#71 Rigging

Rigging looks like an easy operation that requires no particular skill or experience. But if you have an idea that just anybody can do it, you are wrong. Too many workers have lost fingers or hands or have suffered more serious injuries because they though, “Anybody can do that”. Remember:


  1. Name one member of the crew to act as the signal person, and instruct the equipment operator to recognize signals from that person only. The signal person must be careful not to order a move until he/she has received the “all ready” signal from each member of the crew.
  2. Each rigger must be sure they are in the clear before he/she gives an “all ready” to the signal person.
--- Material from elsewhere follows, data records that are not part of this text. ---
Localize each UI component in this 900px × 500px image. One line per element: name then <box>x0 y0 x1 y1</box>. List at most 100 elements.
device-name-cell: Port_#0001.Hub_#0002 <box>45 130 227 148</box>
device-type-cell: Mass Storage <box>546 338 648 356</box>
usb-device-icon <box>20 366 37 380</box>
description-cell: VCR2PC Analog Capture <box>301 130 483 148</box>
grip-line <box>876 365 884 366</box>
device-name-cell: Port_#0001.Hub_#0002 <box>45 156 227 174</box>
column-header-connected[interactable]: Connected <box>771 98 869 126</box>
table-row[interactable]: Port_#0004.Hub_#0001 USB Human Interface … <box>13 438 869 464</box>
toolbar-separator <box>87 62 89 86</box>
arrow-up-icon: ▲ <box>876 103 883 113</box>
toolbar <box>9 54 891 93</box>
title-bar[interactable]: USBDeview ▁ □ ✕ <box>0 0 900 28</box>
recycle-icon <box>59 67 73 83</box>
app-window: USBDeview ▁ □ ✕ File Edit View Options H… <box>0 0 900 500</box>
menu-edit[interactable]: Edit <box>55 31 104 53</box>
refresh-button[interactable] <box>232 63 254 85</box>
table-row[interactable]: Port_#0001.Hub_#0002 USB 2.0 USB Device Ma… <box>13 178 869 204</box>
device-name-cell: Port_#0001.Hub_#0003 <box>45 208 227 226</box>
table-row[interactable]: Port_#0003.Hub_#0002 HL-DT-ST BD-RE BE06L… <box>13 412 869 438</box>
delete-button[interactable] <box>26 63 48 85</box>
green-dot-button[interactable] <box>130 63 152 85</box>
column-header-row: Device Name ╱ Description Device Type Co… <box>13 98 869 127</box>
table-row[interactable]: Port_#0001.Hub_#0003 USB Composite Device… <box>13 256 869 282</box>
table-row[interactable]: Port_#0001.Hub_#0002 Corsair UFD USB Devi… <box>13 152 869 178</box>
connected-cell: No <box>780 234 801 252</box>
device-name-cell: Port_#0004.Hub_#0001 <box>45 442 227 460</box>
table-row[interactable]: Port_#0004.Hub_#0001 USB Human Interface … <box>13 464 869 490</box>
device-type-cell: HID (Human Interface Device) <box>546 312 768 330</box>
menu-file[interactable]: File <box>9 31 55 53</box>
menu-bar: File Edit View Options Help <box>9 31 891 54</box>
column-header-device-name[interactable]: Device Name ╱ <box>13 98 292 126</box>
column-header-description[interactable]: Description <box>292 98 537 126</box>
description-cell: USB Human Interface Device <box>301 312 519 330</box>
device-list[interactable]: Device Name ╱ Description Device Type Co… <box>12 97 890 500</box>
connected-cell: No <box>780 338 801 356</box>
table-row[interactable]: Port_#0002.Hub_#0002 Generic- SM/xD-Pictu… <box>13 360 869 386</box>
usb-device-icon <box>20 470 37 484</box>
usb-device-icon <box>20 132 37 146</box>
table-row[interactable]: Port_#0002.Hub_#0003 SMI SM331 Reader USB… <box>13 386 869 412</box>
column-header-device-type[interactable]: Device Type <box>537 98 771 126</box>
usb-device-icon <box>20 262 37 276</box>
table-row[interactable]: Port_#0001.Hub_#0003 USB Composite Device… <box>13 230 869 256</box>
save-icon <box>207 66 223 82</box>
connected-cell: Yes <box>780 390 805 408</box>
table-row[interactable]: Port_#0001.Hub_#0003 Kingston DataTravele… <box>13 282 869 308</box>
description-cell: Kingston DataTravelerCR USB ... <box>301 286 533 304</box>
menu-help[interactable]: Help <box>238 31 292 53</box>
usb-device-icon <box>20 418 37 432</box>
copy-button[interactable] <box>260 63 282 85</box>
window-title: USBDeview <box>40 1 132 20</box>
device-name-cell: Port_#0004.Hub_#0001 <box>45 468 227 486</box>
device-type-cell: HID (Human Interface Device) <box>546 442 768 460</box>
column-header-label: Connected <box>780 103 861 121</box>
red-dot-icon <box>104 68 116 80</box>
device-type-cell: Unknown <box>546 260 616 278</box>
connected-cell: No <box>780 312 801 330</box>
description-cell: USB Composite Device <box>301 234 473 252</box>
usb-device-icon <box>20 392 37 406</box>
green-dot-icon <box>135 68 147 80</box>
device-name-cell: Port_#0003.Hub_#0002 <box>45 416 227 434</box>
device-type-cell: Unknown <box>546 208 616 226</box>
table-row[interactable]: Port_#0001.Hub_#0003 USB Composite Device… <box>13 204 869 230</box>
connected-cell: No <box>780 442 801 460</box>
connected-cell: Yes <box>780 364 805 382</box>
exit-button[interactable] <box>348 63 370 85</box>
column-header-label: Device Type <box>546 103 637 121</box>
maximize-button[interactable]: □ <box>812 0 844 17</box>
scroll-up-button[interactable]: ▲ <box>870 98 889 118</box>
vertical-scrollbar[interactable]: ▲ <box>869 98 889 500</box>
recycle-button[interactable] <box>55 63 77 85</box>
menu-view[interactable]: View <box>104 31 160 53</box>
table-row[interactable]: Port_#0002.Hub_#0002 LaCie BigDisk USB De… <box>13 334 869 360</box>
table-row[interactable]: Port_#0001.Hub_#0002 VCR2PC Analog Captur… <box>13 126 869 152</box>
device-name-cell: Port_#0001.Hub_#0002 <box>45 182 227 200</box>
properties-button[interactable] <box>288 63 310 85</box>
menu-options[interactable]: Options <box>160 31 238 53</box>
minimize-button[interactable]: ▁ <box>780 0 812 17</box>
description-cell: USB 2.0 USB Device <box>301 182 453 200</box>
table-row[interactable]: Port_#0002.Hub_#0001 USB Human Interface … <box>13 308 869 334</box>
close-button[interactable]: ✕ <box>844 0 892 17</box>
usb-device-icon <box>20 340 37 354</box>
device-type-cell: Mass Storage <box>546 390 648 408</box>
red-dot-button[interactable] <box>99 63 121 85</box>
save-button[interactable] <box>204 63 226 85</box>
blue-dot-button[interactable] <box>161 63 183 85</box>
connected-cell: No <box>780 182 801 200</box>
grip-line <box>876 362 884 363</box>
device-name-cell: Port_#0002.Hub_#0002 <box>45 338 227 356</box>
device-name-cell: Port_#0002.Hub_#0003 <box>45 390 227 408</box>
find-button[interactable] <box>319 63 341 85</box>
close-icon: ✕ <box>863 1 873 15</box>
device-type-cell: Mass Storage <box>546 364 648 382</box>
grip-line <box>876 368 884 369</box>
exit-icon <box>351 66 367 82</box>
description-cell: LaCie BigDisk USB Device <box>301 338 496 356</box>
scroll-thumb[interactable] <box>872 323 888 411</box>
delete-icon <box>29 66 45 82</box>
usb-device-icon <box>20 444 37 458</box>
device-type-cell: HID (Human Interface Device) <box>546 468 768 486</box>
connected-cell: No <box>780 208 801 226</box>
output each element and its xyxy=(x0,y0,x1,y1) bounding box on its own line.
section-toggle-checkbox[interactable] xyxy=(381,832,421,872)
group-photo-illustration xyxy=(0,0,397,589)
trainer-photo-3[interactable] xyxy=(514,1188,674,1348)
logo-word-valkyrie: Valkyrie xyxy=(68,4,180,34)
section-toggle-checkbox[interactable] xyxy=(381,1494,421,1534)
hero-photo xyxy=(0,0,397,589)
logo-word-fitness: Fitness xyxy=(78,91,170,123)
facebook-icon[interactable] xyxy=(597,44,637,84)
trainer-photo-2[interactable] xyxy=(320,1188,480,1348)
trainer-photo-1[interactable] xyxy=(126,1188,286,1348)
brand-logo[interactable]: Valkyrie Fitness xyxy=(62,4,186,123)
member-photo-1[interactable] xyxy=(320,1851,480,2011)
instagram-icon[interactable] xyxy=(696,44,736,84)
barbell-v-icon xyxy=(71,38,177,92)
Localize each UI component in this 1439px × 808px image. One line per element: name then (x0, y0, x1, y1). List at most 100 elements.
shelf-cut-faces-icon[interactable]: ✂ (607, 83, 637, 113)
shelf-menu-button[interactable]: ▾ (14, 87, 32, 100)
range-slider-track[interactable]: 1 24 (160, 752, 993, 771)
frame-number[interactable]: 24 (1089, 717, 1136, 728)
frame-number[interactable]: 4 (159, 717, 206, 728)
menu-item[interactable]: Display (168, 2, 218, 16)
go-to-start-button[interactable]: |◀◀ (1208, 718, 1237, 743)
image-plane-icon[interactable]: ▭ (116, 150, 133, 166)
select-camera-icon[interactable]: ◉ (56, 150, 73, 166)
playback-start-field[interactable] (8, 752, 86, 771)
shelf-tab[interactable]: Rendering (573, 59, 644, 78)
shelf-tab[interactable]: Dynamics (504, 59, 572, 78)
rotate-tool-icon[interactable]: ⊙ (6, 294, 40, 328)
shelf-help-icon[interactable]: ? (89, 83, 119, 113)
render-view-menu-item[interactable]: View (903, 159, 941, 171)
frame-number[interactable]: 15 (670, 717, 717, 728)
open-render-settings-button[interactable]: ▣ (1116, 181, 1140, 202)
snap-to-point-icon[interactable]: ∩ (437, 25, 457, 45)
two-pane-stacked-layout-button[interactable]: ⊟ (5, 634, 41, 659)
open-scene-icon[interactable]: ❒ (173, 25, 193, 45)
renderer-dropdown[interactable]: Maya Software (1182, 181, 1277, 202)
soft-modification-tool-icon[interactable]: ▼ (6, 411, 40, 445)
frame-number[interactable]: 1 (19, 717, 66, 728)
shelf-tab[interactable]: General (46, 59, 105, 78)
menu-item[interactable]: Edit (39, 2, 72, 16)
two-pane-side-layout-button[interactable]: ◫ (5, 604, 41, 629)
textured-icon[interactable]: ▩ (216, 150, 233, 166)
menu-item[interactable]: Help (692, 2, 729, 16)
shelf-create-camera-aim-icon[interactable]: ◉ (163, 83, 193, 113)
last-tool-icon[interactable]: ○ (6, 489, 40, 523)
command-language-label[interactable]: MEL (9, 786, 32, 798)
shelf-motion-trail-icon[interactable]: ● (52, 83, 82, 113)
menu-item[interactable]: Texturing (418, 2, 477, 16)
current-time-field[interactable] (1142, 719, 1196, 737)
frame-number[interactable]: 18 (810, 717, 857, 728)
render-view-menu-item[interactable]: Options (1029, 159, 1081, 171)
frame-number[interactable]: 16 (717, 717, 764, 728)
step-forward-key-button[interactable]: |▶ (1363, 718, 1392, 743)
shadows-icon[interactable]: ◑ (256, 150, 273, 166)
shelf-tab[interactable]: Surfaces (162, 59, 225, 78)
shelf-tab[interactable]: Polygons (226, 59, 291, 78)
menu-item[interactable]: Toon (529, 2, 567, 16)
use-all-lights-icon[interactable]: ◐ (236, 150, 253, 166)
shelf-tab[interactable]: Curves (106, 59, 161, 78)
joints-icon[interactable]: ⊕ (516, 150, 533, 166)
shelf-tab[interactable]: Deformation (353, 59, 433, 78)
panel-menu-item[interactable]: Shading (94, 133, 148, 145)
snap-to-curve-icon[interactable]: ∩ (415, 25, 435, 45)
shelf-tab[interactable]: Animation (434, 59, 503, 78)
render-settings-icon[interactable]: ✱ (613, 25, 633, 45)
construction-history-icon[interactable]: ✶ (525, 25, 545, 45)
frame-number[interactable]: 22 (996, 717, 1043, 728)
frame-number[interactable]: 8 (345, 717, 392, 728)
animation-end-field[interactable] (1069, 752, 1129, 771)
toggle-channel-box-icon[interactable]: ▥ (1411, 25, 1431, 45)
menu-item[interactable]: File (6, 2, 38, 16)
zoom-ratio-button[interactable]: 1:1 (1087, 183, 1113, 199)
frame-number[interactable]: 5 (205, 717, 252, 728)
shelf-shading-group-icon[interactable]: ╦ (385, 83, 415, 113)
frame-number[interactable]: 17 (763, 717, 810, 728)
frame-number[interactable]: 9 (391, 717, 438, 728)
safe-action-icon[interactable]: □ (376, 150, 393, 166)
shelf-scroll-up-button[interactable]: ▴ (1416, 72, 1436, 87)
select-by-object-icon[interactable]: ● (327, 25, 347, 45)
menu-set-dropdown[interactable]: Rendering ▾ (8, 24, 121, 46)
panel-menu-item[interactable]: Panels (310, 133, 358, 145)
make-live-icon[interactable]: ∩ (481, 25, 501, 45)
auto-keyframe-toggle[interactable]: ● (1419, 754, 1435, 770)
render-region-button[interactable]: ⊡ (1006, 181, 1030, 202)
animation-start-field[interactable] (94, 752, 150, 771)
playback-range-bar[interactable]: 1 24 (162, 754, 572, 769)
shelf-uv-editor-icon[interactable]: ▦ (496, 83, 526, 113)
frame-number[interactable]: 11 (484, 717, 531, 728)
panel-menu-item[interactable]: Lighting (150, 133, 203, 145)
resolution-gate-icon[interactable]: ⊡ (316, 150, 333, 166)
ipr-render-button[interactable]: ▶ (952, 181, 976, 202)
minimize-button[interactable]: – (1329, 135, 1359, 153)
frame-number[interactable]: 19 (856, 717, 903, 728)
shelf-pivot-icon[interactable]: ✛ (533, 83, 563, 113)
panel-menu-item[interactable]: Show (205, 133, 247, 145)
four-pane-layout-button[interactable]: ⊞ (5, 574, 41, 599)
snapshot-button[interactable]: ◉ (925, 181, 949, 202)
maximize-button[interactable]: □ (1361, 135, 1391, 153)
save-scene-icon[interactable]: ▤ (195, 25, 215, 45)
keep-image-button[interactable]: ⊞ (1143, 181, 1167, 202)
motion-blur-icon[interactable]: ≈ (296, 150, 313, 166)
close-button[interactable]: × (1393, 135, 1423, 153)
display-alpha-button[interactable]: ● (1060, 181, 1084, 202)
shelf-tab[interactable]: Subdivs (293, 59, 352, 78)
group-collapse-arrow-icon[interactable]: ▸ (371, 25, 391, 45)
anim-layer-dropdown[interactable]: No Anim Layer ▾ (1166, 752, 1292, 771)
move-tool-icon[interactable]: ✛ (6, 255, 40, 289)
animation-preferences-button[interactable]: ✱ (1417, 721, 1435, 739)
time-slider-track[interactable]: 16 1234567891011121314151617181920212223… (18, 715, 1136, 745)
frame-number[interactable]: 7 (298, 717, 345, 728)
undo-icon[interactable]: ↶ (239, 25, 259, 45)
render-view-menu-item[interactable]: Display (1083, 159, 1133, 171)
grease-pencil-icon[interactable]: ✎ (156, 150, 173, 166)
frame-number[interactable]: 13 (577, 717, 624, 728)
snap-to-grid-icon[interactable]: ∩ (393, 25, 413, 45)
When you have positioned the sling or choker you are using, release it if possible, before you give the “all ready” signal.
  3. If you must hold it in position, be sure your hand is clear of pinch points. In fact, your hand should be far enough away so there is no possibility of a frayed wire catching your glove and jerking your hand into a pinch point.
  4. Watch out for the roll or swing of the load. Since it is almost impossible to position the hook exactly over the load center, there will almost always be a swing or roll. Anticipate the direction of the swing or roll and work away from it.
  5. Never place yourself between material, equipment or other stationary objects and the load. Also, stay away from stacked material that may be knocked over by a swinging load.
  6. Never stand under the load and keep from under the boom as much as possible. Chances are that nothing will break, but something might.
  7. Look over the place where the load is to be set. Remove unnecessary blocks or other objects that might fly up if struck by the load.


When lowering or setting the load, be sure your feet and all other parts of your body are out from under. Set the load down easily and slowly so that if it rolls on the blocking, it will be a slow shift that you can get away from.